12. Der Senat hat sich auch die Überzeugung gebildet, dass der Anteil der Schädigungsfolgen an der bei der Klägerin vorliegenden Erkrankung ein rentenberechtigendes Ausmaß im aus dem Tenor ersichtlichen Umfang erreicht.

a) Der Senat geht zunächst davon aus, dass die gesamte psychische Erkrankung der Klägerin mit einem GdS von 80 zu bewerten wäre.

Der Senat macht sich insoweit die Einschätzung der Sachverständigen Dr. T. in ihrem Gutachten vom 28. Mai 2009 sowie der ergänzenden gutachtlichen Stellungnahme vom 26. Juli 2013 zu Eigen. Die Sachverständige hat sich darin überzeugend auf die Maßstäbe der Versorgungsmedizinischen Grundsätze und die Ausführungen des Sachverständigenbeirats bezogen. Auch die durchgängigen Schilderungen der Klägerin über ihr alltägliches Leben, die sie auch in der mündlichen Verhandlung überzeugend wiederholt hat, stützen diese Einschätzung.

b) Demgegenüber vermag die in sich widersprüchliche Einschätzung des Sachverständigen Dr. W. nicht zu überzeugen. So spricht Dr. W. einerseits von einer schweren Persönlichkeitsstörung (Bl. 299 der Gerichtsakte). Er diagnostiziert auch eine dissoziative Erkrankung der Klägerin.

Soweit er davon ausgeht, die Essstörung der Klägerin sei nicht mehr relevant, vermag der Senat dies nicht nachzuvollziehen. Die Klägerin ist vielmehr nach ihren durchgängigen und von allen - auch Dr. W. - für glaubhaft gehaltenen Schilderungen nach wie vor mit einem beträchtlichen Teil ihrer Lebensenergie darauf fixiert, sich einigermaßen ausreichend zu ernähren. Angesichts dieses Bildes kann gerade nicht davon ausgegangen werden, dass die Klägerin diese Krankheit überwunden hat.

Zudem hat sich der Sachverständige Dr.
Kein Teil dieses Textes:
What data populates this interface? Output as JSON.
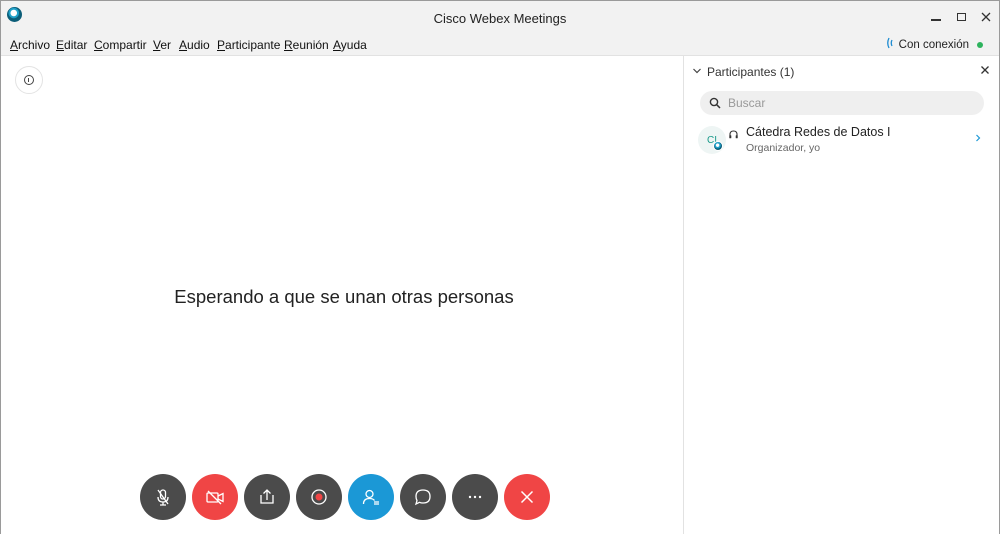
{
  "window": {
    "title": "Cisco Webex Meetings"
  },
  "menu": [
    "Archivo",
    "Editar",
    "Compartir",
    "Ver",
    "Audio",
    "Participante",
    "Reunión",
    "Ayuda"
  ],
  "connection": {
    "label": "Con conexión",
    "status_color": "#2db35d"
  },
  "stage": {
    "waiting_text": "Esperando a que se unan otras personas"
  },
  "controls": [
    {
      "name": "mute-button",
      "icon": "mic-off-icon"
    },
    {
      "name": "video-button",
      "icon": "video-off-icon"
    },
    {
      "name": "share-button",
      "icon": "share-icon"
    },
    {
      "name": "record-button",
      "icon": "record-icon"
    },
    {
      "name": "participants-button",
      "icon": "participants-icon"
    },
    {
      "name": "chat-button",
      "icon": "chat-icon"
    },
    {
      "name": "more-button",
      "icon": "more-icon"
    },
    {
      "name": "leave-button",
      "icon": "close-icon"
    }
  ],
  "colors": {
    "accent": "#1b98d6",
    "danger": "#f04545",
    "control_dark": "#4b4b4b"
  },
  "participants_panel": {
    "title": "Participantes (1)",
    "search_placeholder": "Buscar",
    "participants": [
      {
        "initials": "CI",
        "name": "Cátedra Redes de Datos I",
        "role": "Organizador, yo"
      }
    ]
  }
}
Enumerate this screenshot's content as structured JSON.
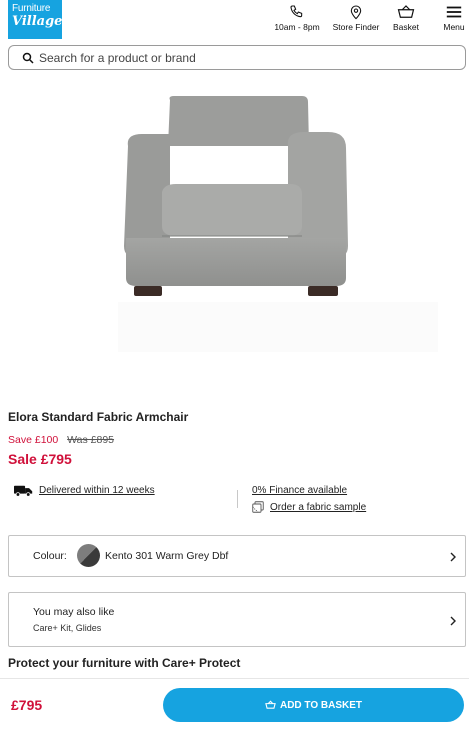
{
  "header": {
    "logo_line1": "Furniture",
    "logo_line2": "Village",
    "phone_label": "10am - 8pm",
    "store_label": "Store Finder",
    "basket_label": "Basket",
    "menu_label": "Menu"
  },
  "search": {
    "placeholder": "Search for a product or brand"
  },
  "product": {
    "title": "Elora Standard Fabric Armchair",
    "save_text": "Save £100",
    "was_text": "Was £895",
    "sale_text": "Sale £795"
  },
  "info": {
    "delivery_link": "Delivered within 12 weeks",
    "finance_link": "0% Finance available",
    "sample_link": "Order a fabric sample"
  },
  "colour": {
    "label": "Colour:",
    "value": "Kento 301 Warm Grey Dbf"
  },
  "also_like": {
    "title": "You may also like",
    "subtitle": "Care+ Kit, Glides"
  },
  "protect_heading": "Protect your furniture with Care+ Protect",
  "footer": {
    "price": "£795",
    "add_button_label": "ADD TO BASKET"
  },
  "colors": {
    "brand_blue": "#16a3e0",
    "sale_red": "#d0103a"
  },
  "icons": [
    "phone-icon",
    "location-pin-icon",
    "basket-icon",
    "hamburger-menu-icon",
    "search-icon",
    "delivery-truck-icon",
    "fabric-sample-icon",
    "chevron-right-icon"
  ]
}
W. im Ergebnis wohl auch der Einschätzung der Sachverständigen Dr. T. angeschlossen, wonach bei der Klägerin eine posttraumatische Belastungsstörung vorliegt, wenn er davon spricht, man könne die so "konzeptualisieren". Zudem geht auch Dr. W. - wie Dr. T. - davon aus, dass die Klägerin aufgrund ihrer Erkrankung nicht erwerbsfähig sei.
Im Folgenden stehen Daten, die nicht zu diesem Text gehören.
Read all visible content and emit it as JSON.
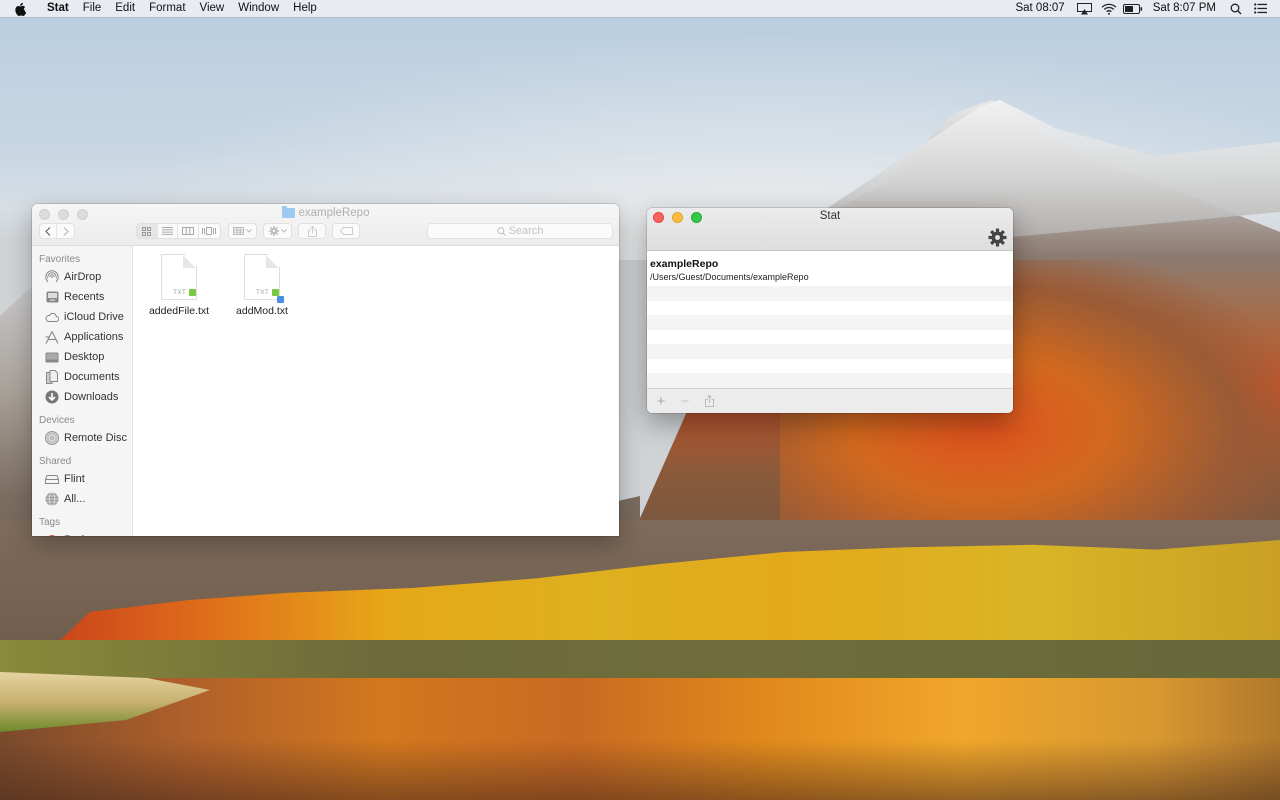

c) Weiter ist aber zu berücksichtigen, dass auf die Klägerin - wie sich aus der Darstellung im Tatbestand ergibt - im Verlauf ihrer Biographie vielfältige schädigende und in ihrer Gesamtheit kaum erträgliche Faktoren eingewirkt haben. Dies reicht vom frühen Verlust der Ursprungsfamilie zum mehrfachen Wechsel des Unterbringungsortes (mehrere Pflegefamilien und Heime) und der mehrfachen Enttäuschung durch nahe Bezugspersonen.

Alle diese in ihrer Gesamtheit in der Tat beeindruckenden negativen Einwirkungen haben zu dem jetzt vorliegenden Erkrankungsbild beigetragen. Nicht alle diese Einflussfaktoren sind indessen auf "tätliche Angriffe" im Sinne des Opferentschädigungsrechts zurückzuführen, wie bereits teilweise dargelegt worden ist und wie sich etwa im Hinblick auf Wechsel der Pflegefamilien oder der Heime ohne weiteres ergibt.

d) Der im Hinblick auf die vom Senat zusätzlich festgestellte erlittene Gewalt in der ersten Pflegefamilie bei der Bewertung der der Schädigungsfolgen hinzu tretende und opferentschädigungsrechtlich zu berücksichtigende Einfluss führt jedoch dazu, dass das Maß der Schädigungsfolgen - auch angesichts all der Schwierigkeiten bei der Gewichtung der verschiedenen Einflussfaktoren - auf das aus dem Tenor ersichtliche rentenberechtigende Maß zu erhöhen ist.

13. Die Kostenentscheidung beruht auf der Anwendung von § 193 SGG.

14. Anlass, die Revision in Anwendung von § 160 Abs. 2 SGG zuzulassen, besteht nicht.